Lets face it, you can make great images with anything as long as you get used to it’s abilities and faults. Once you learn a particular piece of gear you can work within it’s limits to create amazing photo’s that will inspire your friends and colleagues. If we chase the aesthetic, gear doesn’t matter.
Ok lets define aesthetic. It is “having a sense of the beautiful”. I really like that definition. Photography is about chasing a sense of beauty. As photography moves forward we keep worrying about pixels, sharpness, file size, and a host of other tech specs that really don’t help with the purpose of photography.
A good friend of mine David duChemin has a mantra that I’m sure his followers are sick of by now. “Gear is good but vision is better.” I cant agree more with him and I’m proud of his determination in soap boxing this message. We as photographers need to stop worrying about the gear we have and concentrate more on the aesthetic quality of the pictures that we take with the gear we have.

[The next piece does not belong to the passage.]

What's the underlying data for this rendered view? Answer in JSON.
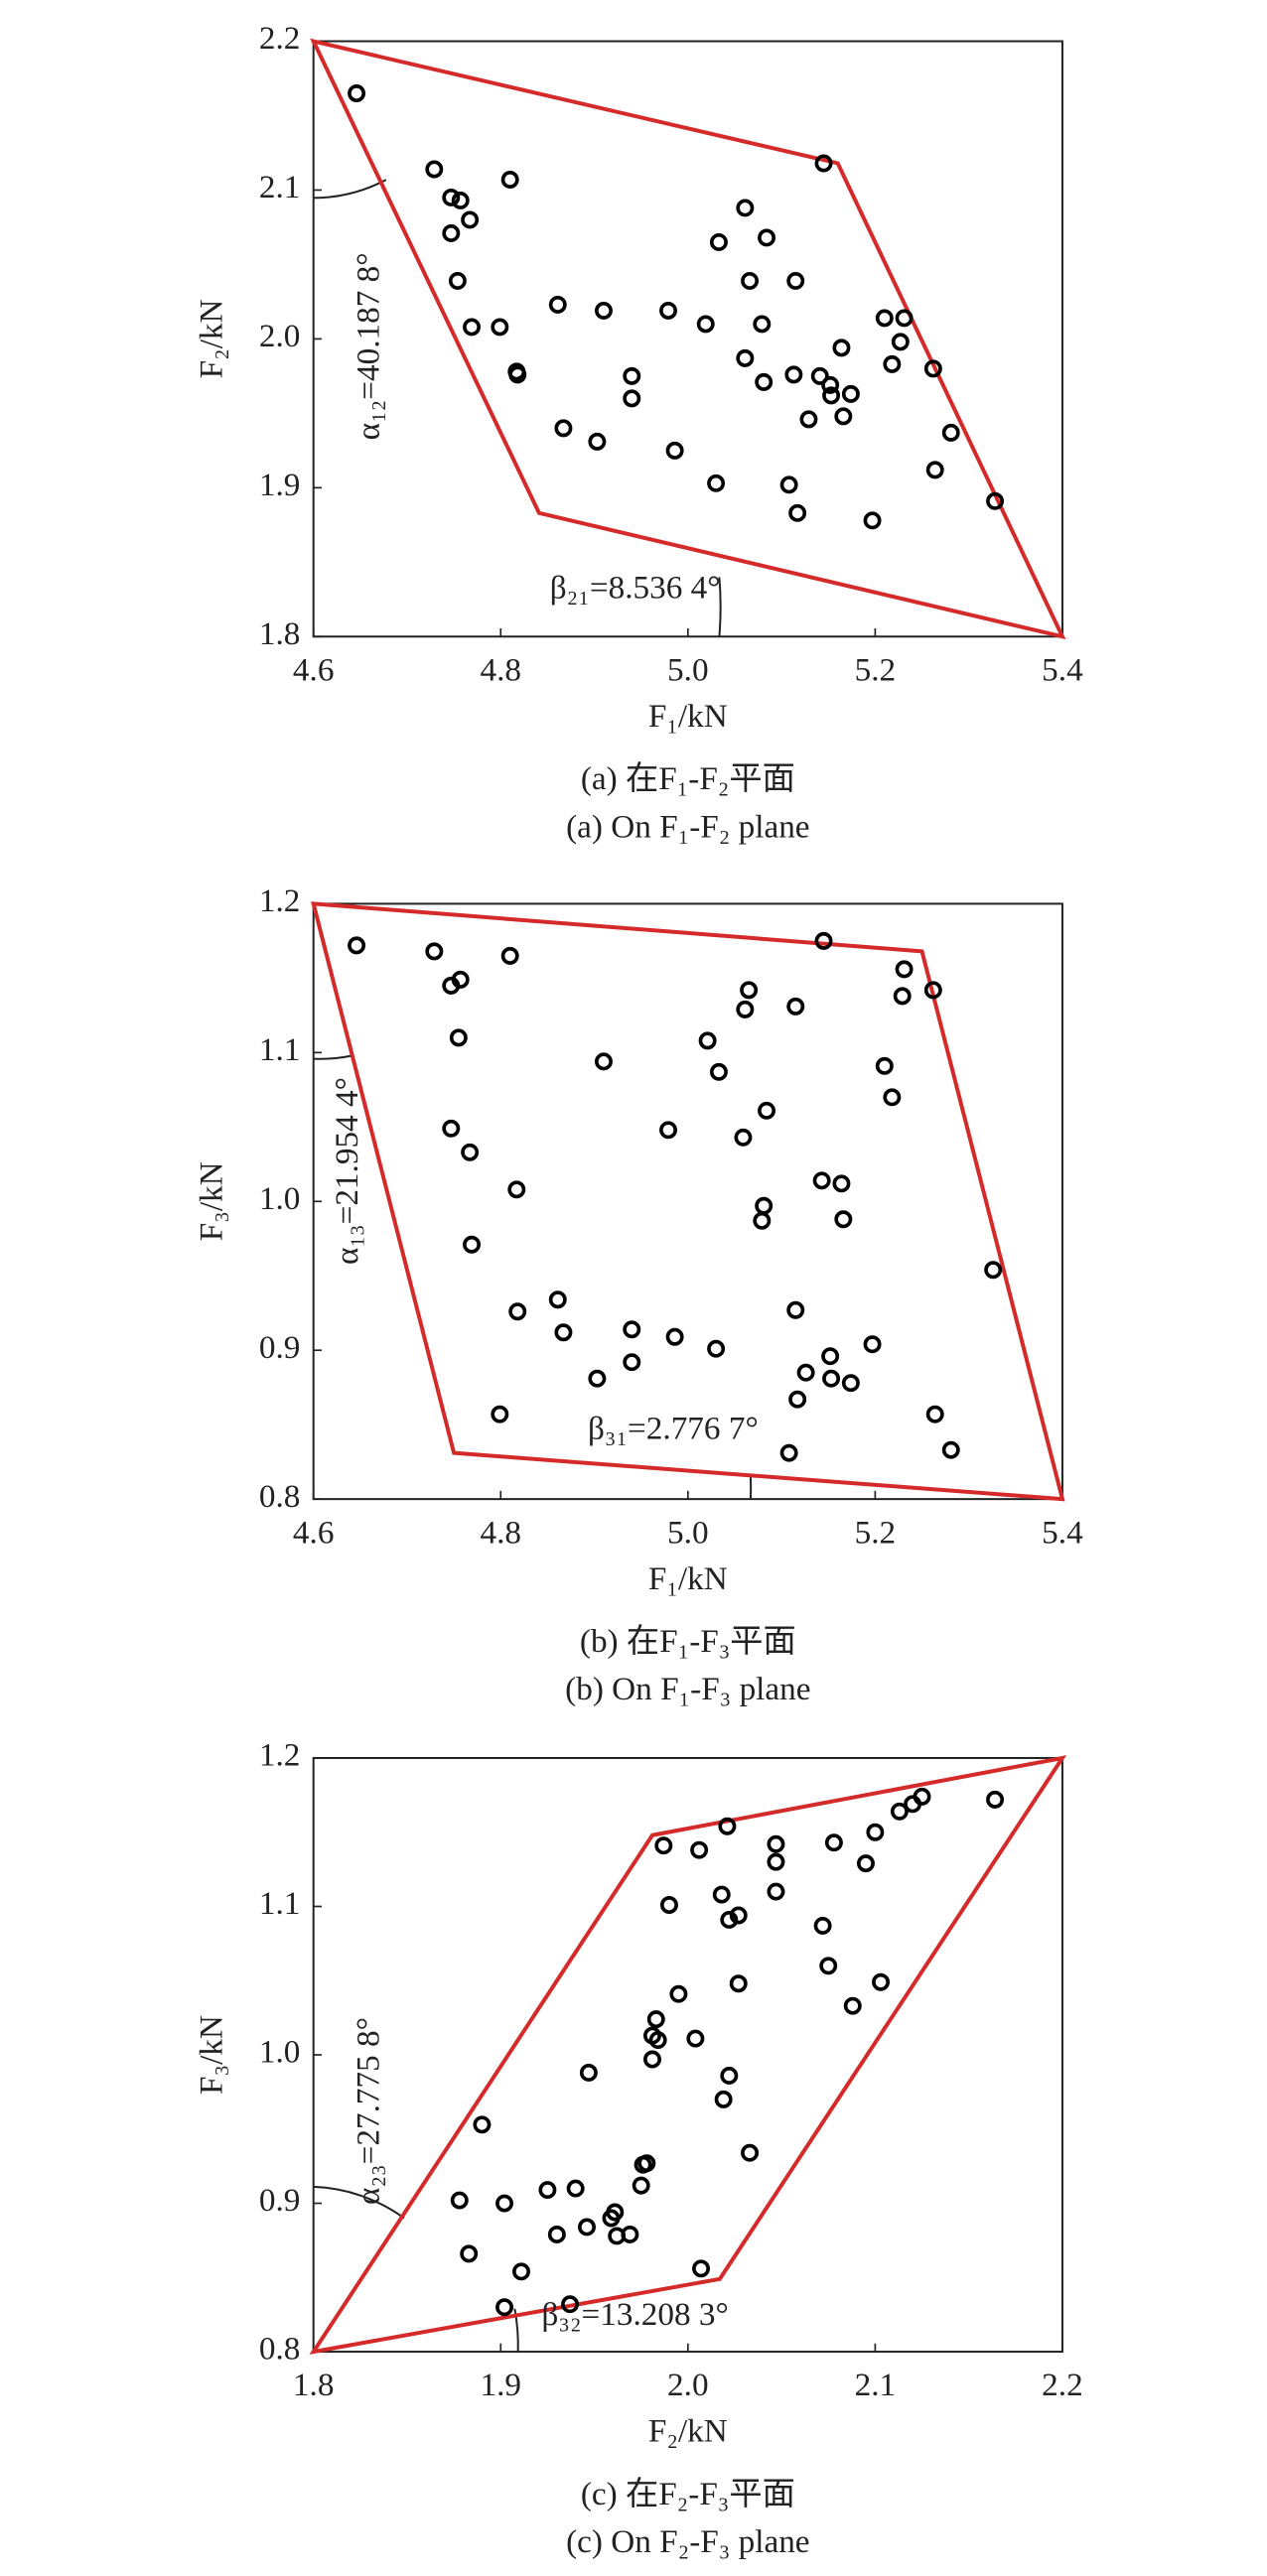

What we really want is for someone to look at out pictures and find something beyond all the technical mumbo jumbo. Something beautiful, pleasing, and engaging. My new answer to anyone asking about gear is: “spend as little as you can, and just what you need, to start taking pictures” because the aesthetic will come from you not the gear. If you can’t find this aesthetic with your iPhone a D3S and the sexiest glass in the world is not going to help you find it.